The plan concentrated on cooperation with the Turkish authorities and the United Nations High Commissioner for Refugees to provide safe areas within the affected region where displaced people could stay. It also focused on the need to counter organised crime to prevent refugees being smuggled across borders.

Groups working on behalf of refugees have cautiously welcomed the move towards agreeing a common EU approach to the problem, but stress that the Union must consider the issue from a humanitarian perspective. A spokeswoman at the European Council for Refugees and Exiles said she hoped that the Council of Ministers would recognise that most refugees needed some form of protection.

Human rights groups have warned that the EU's efforts to tackle the problem could fail if it does not rethink its policy on the ground towards Kosovan refugees.

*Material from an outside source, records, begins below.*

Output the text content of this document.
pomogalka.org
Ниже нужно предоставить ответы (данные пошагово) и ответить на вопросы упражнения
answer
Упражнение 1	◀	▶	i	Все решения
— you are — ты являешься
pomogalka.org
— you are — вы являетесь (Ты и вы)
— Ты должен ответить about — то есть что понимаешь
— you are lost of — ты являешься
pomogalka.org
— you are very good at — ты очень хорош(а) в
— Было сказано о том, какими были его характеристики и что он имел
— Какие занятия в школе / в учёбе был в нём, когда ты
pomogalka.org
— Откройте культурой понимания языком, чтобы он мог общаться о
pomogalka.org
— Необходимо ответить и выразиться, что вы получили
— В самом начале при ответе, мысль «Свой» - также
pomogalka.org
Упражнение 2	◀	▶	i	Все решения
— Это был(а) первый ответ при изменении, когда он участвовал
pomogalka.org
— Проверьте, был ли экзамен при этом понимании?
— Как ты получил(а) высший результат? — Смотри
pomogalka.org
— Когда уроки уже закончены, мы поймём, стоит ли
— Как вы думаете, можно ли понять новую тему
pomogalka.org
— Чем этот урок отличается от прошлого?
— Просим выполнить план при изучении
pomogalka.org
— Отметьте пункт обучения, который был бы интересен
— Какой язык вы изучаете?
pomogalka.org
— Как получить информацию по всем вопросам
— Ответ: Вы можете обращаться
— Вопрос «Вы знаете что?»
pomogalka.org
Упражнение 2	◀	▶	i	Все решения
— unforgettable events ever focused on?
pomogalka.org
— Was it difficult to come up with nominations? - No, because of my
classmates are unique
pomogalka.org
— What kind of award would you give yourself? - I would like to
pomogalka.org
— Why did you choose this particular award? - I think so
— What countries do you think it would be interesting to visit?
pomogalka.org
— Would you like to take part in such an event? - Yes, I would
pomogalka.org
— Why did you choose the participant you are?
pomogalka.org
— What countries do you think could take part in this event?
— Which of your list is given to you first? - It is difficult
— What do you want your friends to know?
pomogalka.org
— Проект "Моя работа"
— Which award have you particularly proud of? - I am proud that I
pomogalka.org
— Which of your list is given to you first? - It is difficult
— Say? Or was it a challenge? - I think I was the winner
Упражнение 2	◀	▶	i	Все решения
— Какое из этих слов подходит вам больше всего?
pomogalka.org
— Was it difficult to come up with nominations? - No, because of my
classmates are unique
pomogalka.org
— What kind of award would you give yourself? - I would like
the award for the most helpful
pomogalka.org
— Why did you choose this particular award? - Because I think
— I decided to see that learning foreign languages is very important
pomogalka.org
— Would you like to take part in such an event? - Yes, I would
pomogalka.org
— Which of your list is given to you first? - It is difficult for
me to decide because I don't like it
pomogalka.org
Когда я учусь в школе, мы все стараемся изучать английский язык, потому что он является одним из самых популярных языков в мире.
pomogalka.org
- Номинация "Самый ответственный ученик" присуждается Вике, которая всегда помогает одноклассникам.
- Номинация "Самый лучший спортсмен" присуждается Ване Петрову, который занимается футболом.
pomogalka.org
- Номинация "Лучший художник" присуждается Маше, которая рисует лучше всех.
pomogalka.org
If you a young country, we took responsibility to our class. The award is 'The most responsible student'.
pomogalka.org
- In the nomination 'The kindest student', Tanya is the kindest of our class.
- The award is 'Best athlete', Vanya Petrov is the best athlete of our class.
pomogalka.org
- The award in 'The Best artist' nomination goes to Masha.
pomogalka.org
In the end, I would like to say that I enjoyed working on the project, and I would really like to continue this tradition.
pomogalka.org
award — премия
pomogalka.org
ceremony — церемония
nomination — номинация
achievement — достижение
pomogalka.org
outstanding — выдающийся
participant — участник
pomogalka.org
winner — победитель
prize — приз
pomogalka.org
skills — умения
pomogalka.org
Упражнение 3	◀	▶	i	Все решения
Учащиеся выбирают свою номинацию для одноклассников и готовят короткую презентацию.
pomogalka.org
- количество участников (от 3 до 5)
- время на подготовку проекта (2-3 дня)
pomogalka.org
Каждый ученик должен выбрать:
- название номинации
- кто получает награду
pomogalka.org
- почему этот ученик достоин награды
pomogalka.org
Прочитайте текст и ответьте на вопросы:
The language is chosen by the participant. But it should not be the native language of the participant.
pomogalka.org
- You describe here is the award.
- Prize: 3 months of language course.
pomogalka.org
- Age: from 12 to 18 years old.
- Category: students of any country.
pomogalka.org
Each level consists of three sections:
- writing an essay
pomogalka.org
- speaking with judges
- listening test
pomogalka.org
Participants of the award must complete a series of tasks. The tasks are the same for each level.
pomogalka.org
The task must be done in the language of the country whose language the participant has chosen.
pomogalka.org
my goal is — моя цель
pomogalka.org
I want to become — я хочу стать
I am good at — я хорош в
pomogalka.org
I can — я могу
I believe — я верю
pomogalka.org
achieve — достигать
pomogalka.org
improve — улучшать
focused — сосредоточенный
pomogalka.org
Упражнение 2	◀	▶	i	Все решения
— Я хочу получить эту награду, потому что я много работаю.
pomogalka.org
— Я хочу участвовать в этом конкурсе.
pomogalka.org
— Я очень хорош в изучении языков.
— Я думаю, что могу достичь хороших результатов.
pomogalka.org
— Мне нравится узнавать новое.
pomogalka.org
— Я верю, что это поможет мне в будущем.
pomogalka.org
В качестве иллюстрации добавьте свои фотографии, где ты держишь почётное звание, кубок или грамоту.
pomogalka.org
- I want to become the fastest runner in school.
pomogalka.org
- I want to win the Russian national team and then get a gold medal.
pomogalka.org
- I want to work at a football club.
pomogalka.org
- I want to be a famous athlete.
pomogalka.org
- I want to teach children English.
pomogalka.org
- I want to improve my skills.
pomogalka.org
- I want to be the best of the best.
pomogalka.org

Lotte Leicht, of the Brussels office of Human Rights Watch, said she doubted that the EU was facing a 'wave' of refugees, as some member states were suggesting. In any case, she added, the main priority for the Union must be to ensure that the civilian population was helped.

Leicht expressed concern that emergency centres responsible for distributing food and medical aid were being guarded by soldiers from the Yugoslavian National Army.

She said they had proved to be "an untrustworthy protection force" and insisted that these centres needed "sincere international protection".